Wednesday, 9 May 2012

"What are you looking at?"


Not just a phrase favoured by self conscious teenagers, “what are you looking at?” is a question that anyone should be asking when trying to detect something. Diagnostics is a classic case.

With the rise of modern molecular approaches, traditional virological assays would appear to now languish in the dark shadows cast by the likes of real-time RT-PCR and next generation sequencing. This is, of course, unsurprising; molecular assays have many advantages such as speed and sensitivity relative to traditional virological methods. Molecular assays have, and continue to, revolutionise diagnostic capabilities in a multitude of ways. One of the biggest impacts is when unknown viruses arrive. The outbreak of SARS was first reported in March 2003; by May that year a virus had been isolated and, via sequencing, had been identified as a coronavirus. Most recently Schmallenberg virus was identified using metagenomic sequencing of a blood sample from a clinically affected cow. In terms of disease though, Koch’s postulates cannot be fulfilled without first isolating the suspected agent...

Pathogen detection in animals can be divided into either direct detection of the pathogen, or detection of evidence that the pathogen has been there. The latter generally refers to the detection of an immune response, most commonly antibodies. Detection of the pathogen can be further divided into detection of genome, protein or, in the case of viruses, by isolation of the virus. They may sound similar, but in reality it’s not. When it’s stated that a virus was detected by PCR, it can be argued that live virus was not being detected, but actually only a fragment. This may sound trivial, and in many cases PCR positive and virus positive equate, but it is of significance if say an unknown species of blood-sucking insect is responsible for spreading a virus from animal to animal. Any insect that has fed on a viraemic host can potentially be positive for the virus according to PCR, regardless of whether it is capable of supporting virus replication, or even if the virus is still ‘live’. We found a similar scenario with Foot and Mouth Disease Virus - some samples which were negative for live virus were positive by ELISA and/or real-time RT-PCR (detecting the proteins or genome respectively of viruses that had fallen apart in acidic conditions and were no longer infectious). What does this mean regarding whether an animal is infectious?

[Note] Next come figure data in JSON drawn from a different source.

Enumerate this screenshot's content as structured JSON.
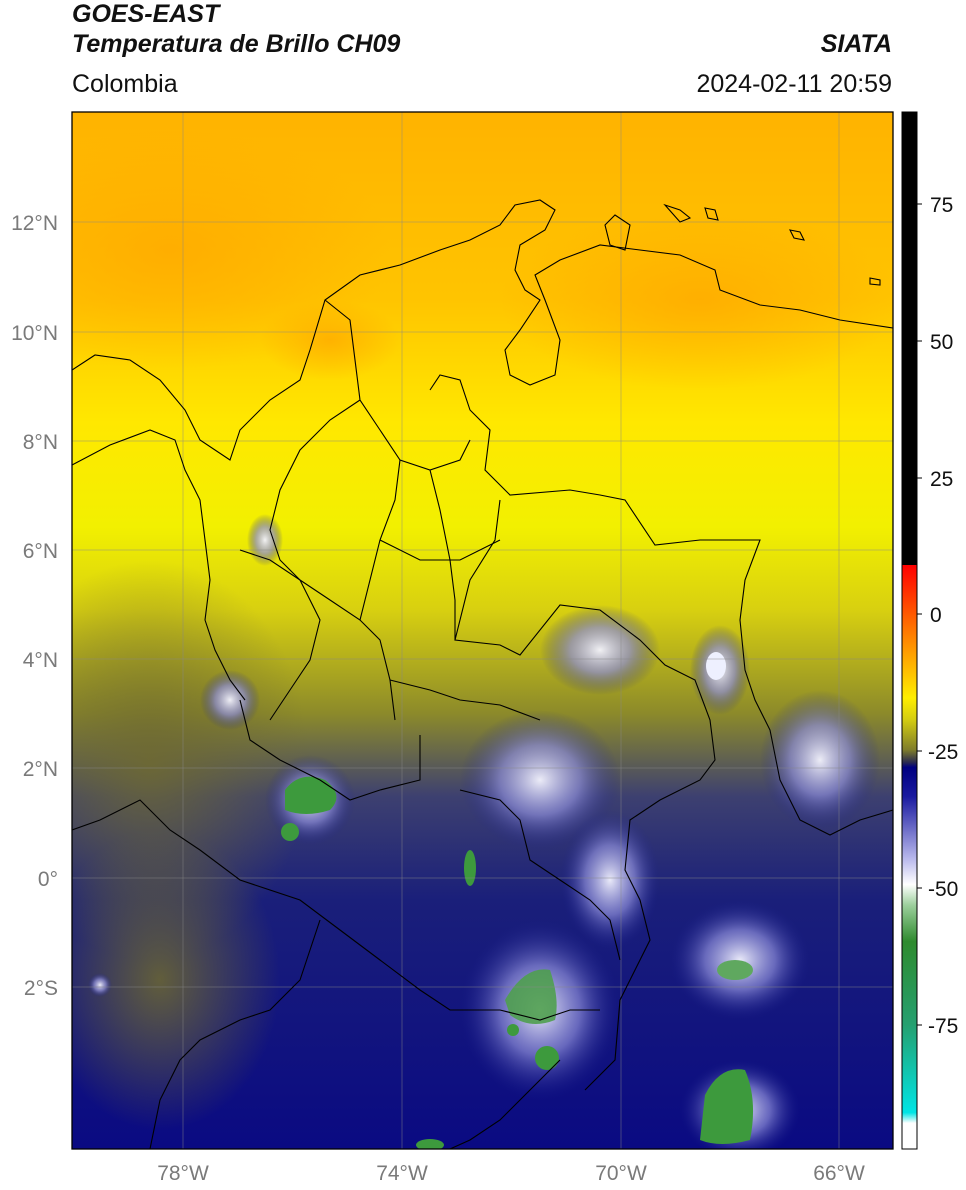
{
  "header": {
    "satellite": "GOES-EAST",
    "product": "Temperatura de Brillo CH09",
    "region": "Colombia",
    "agency": "SIATA",
    "timestamp": "2024-02-11 20:59"
  },
  "map": {
    "lat_ticks": [
      "12°N",
      "10°N",
      "8°N",
      "6°N",
      "4°N",
      "2°N",
      "0°",
      "2°S"
    ],
    "lon_ticks": [
      "78°W",
      "74°W",
      "70°W",
      "66°W"
    ],
    "lon_range": [
      -80.5,
      -65.5
    ],
    "lat_range": [
      -5.2,
      13.9
    ]
  },
  "colorbar": {
    "ticks": [
      "75",
      "50",
      "25",
      "0",
      "-25",
      "-50",
      "-75"
    ],
    "colors": {
      "black": "#000000",
      "red": "#ff0000",
      "orange": "#ff9900",
      "yellow": "#ffff00",
      "olive": "#808010",
      "navy": "#000080",
      "white": "#ffffff",
      "green": "#2e8b2e",
      "cyan": "#00e5e5"
    }
  }
}
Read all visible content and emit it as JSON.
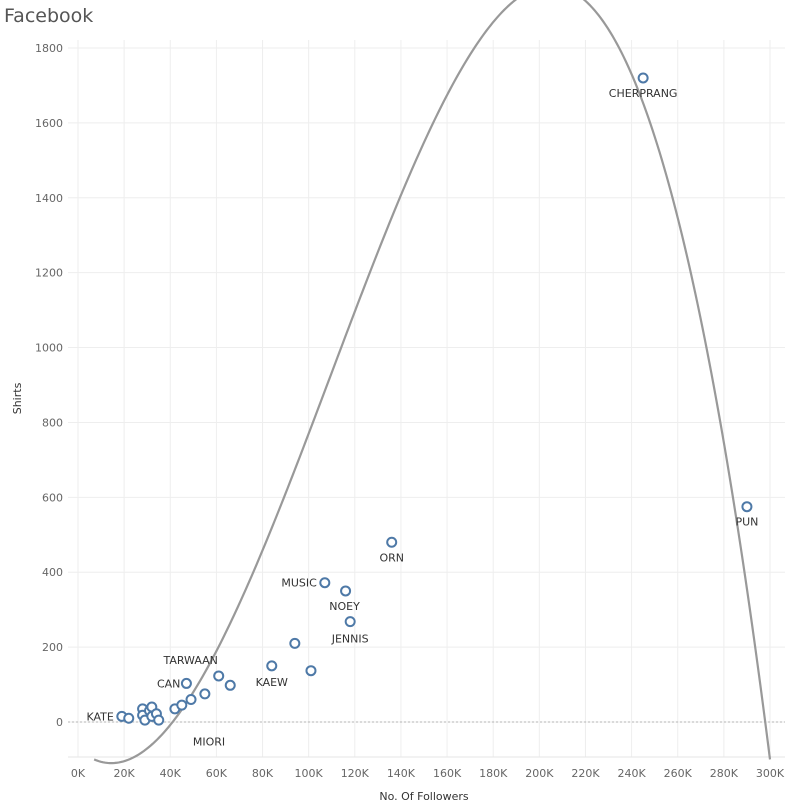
{
  "title": "Facebook",
  "chart_data": {
    "type": "scatter",
    "title": "Facebook",
    "xlabel": "No. Of Followers",
    "ylabel": "Shirts",
    "xlim": [
      0,
      305000
    ],
    "ylim": [
      -100,
      1820
    ],
    "x_ticks": [
      0,
      20000,
      40000,
      60000,
      80000,
      100000,
      120000,
      140000,
      160000,
      180000,
      200000,
      220000,
      240000,
      260000,
      280000,
      300000
    ],
    "x_tick_labels": [
      "0K",
      "20K",
      "40K",
      "60K",
      "80K",
      "100K",
      "120K",
      "140K",
      "160K",
      "180K",
      "200K",
      "220K",
      "240K",
      "260K",
      "280K",
      "300K"
    ],
    "y_ticks": [
      0,
      200,
      400,
      600,
      800,
      1000,
      1200,
      1400,
      1600,
      1800
    ],
    "y_tick_labels": [
      "0",
      "200",
      "400",
      "600",
      "800",
      "1000",
      "1200",
      "1400",
      "1600",
      "1800"
    ],
    "grid": true,
    "zero_line": true,
    "point_color": "#4e79a7",
    "trend_color": "#999999",
    "trend_line": {
      "type": "polynomial",
      "degree": 3,
      "control_points": [
        {
          "x": 7000,
          "y": -100
        },
        {
          "x": 240000,
          "y": 1730
        },
        {
          "x": 300000,
          "y": -100
        },
        {
          "x": 50000,
          "y": 80
        }
      ]
    },
    "points": [
      {
        "label": "KATE",
        "x": 19000,
        "y": 15
      },
      {
        "label": "",
        "x": 22000,
        "y": 10
      },
      {
        "label": "",
        "x": 28000,
        "y": 35
      },
      {
        "label": "",
        "x": 28000,
        "y": 18
      },
      {
        "label": "",
        "x": 29000,
        "y": 5
      },
      {
        "label": "",
        "x": 31000,
        "y": 30
      },
      {
        "label": "",
        "x": 32000,
        "y": 40
      },
      {
        "label": "",
        "x": 32000,
        "y": 15
      },
      {
        "label": "",
        "x": 34000,
        "y": 22
      },
      {
        "label": "",
        "x": 35000,
        "y": 5
      },
      {
        "label": "",
        "x": 42000,
        "y": 35
      },
      {
        "label": "",
        "x": 45000,
        "y": 45
      },
      {
        "label": "CAN",
        "x": 47000,
        "y": 103
      },
      {
        "label": "MIORI",
        "x": 49000,
        "y": 60
      },
      {
        "label": "",
        "x": 55000,
        "y": 75
      },
      {
        "label": "TARWAAN",
        "x": 61000,
        "y": 123
      },
      {
        "label": "",
        "x": 66000,
        "y": 98
      },
      {
        "label": "KAEW",
        "x": 84000,
        "y": 150
      },
      {
        "label": "",
        "x": 94000,
        "y": 210
      },
      {
        "label": "",
        "x": 101000,
        "y": 137
      },
      {
        "label": "MUSIC",
        "x": 107000,
        "y": 372
      },
      {
        "label": "NOEY",
        "x": 116000,
        "y": 350
      },
      {
        "label": "JENNIS",
        "x": 118000,
        "y": 268
      },
      {
        "label": "ORN",
        "x": 136000,
        "y": 480
      },
      {
        "label": "CHERPRANG",
        "x": 245000,
        "y": 1720
      },
      {
        "label": "PUN",
        "x": 290000,
        "y": 575
      }
    ]
  }
}
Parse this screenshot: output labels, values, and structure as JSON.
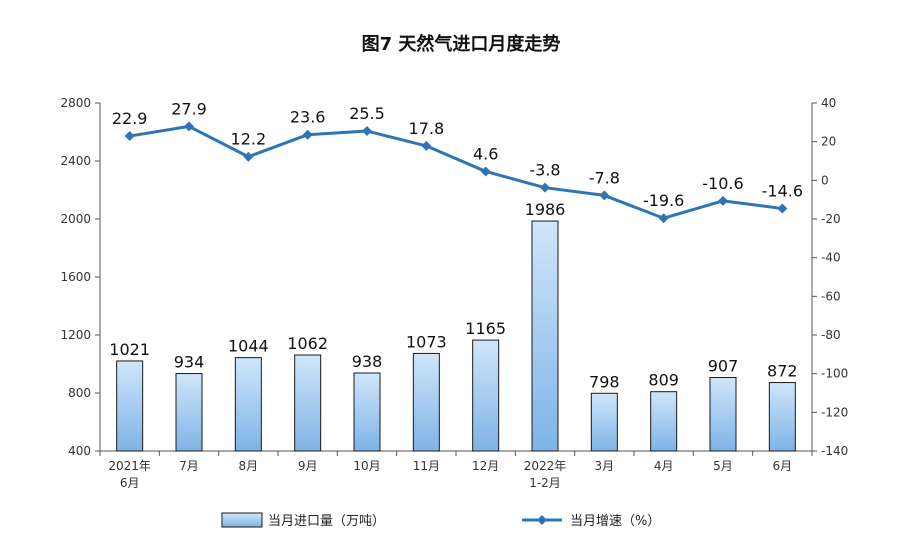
{
  "chart_data": {
    "type": "bar+line",
    "title": "图7  天然气进口月度走势",
    "categories": [
      [
        "2021年",
        "6月"
      ],
      [
        "7月"
      ],
      [
        "8月"
      ],
      [
        "9月"
      ],
      [
        "10月"
      ],
      [
        "11月"
      ],
      [
        "12月"
      ],
      [
        "2022年",
        "1-2月"
      ],
      [
        "3月"
      ],
      [
        "4月"
      ],
      [
        "5月"
      ],
      [
        "6月"
      ]
    ],
    "series": [
      {
        "name": "当月进口量（万吨）",
        "type": "bar",
        "axis": "left",
        "values": [
          1021,
          934,
          1044,
          1062,
          938,
          1073,
          1165,
          1986,
          798,
          809,
          907,
          872
        ],
        "labels": [
          "1021",
          "934",
          "1044",
          "1062",
          "938",
          "1073",
          "1165",
          "1986",
          "798",
          "809",
          "907",
          "872"
        ]
      },
      {
        "name": "当月增速（%）",
        "type": "line",
        "axis": "right",
        "values": [
          22.9,
          27.9,
          12.2,
          23.6,
          25.5,
          17.8,
          4.6,
          -3.8,
          -7.8,
          -19.6,
          -10.6,
          -14.6
        ],
        "labels": [
          "22.9",
          "27.9",
          "12.2",
          "23.6",
          "25.5",
          "17.8",
          "4.6",
          "-3.8",
          "-7.8",
          "-19.6",
          "-10.6",
          "-14.6"
        ]
      }
    ],
    "y_left": {
      "ylim": [
        400,
        2800
      ],
      "ticks": [
        "400",
        "800",
        "1200",
        "1600",
        "2000",
        "2400",
        "2800"
      ]
    },
    "y_right": {
      "ylim": [
        -140,
        40
      ],
      "ticks": [
        "-140",
        "-120",
        "-100",
        "-80",
        "-60",
        "-40",
        "-20",
        "0",
        "20",
        "40"
      ]
    },
    "grid": false,
    "legend_position": "bottom",
    "colors": {
      "bar_fill_top": "#cfe6fb",
      "bar_fill_bottom": "#7fb3e6",
      "bar_stroke": "#1a1a1a",
      "line": "#2e75b6",
      "axis": "#555555"
    }
  }
}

Assuming the absence of contamination, and in the case of FMDV, genome in a clinical sample probably means the animal was infectious. No virus, no genome. On the other hand, it is well established for Bluetongue virus that animals can frequently be positive for RNA by RT-PCR, but non-infectious for biting midges.  
  
And characterisation? Does a PCR assay suggesting a virus is of serotype X categorically mean it is a virus with serotype X? Well, probably. But whilst a PCR assay detects the genomic sequence, a serotype reflects the expressed form of the genome, i.e. the phenotype. Perhaps this is pedantic, but chimpanzees are 95-99% identical to humans – a PCR assay might easily suggest they are the same, but ultimately they are different. Serotype classically refers to protection against an identical serotype, which by definition refers to serum, i.e. antibodies, and antibodies generally recognise protein.  The advent of sequencing has increased the precision of this and now the aim is to combine the two using mathematical modelling such that serotype is accurately predicted by the genomic sequence.

In the future, virus diagnostics may well involve simply sequencing everything in a sample, resulting in the full spectrum of pathogens present – the equivalent of a deep-sea trawler compared to fishing with a rod and some bait. As such metagenomics approaches expand an enticing prospect is the derivation of a prognosis based upon the molecular signatures present.

Ultimately though, if you’re interpreting diagnostics results, you need to know what you’re looking at!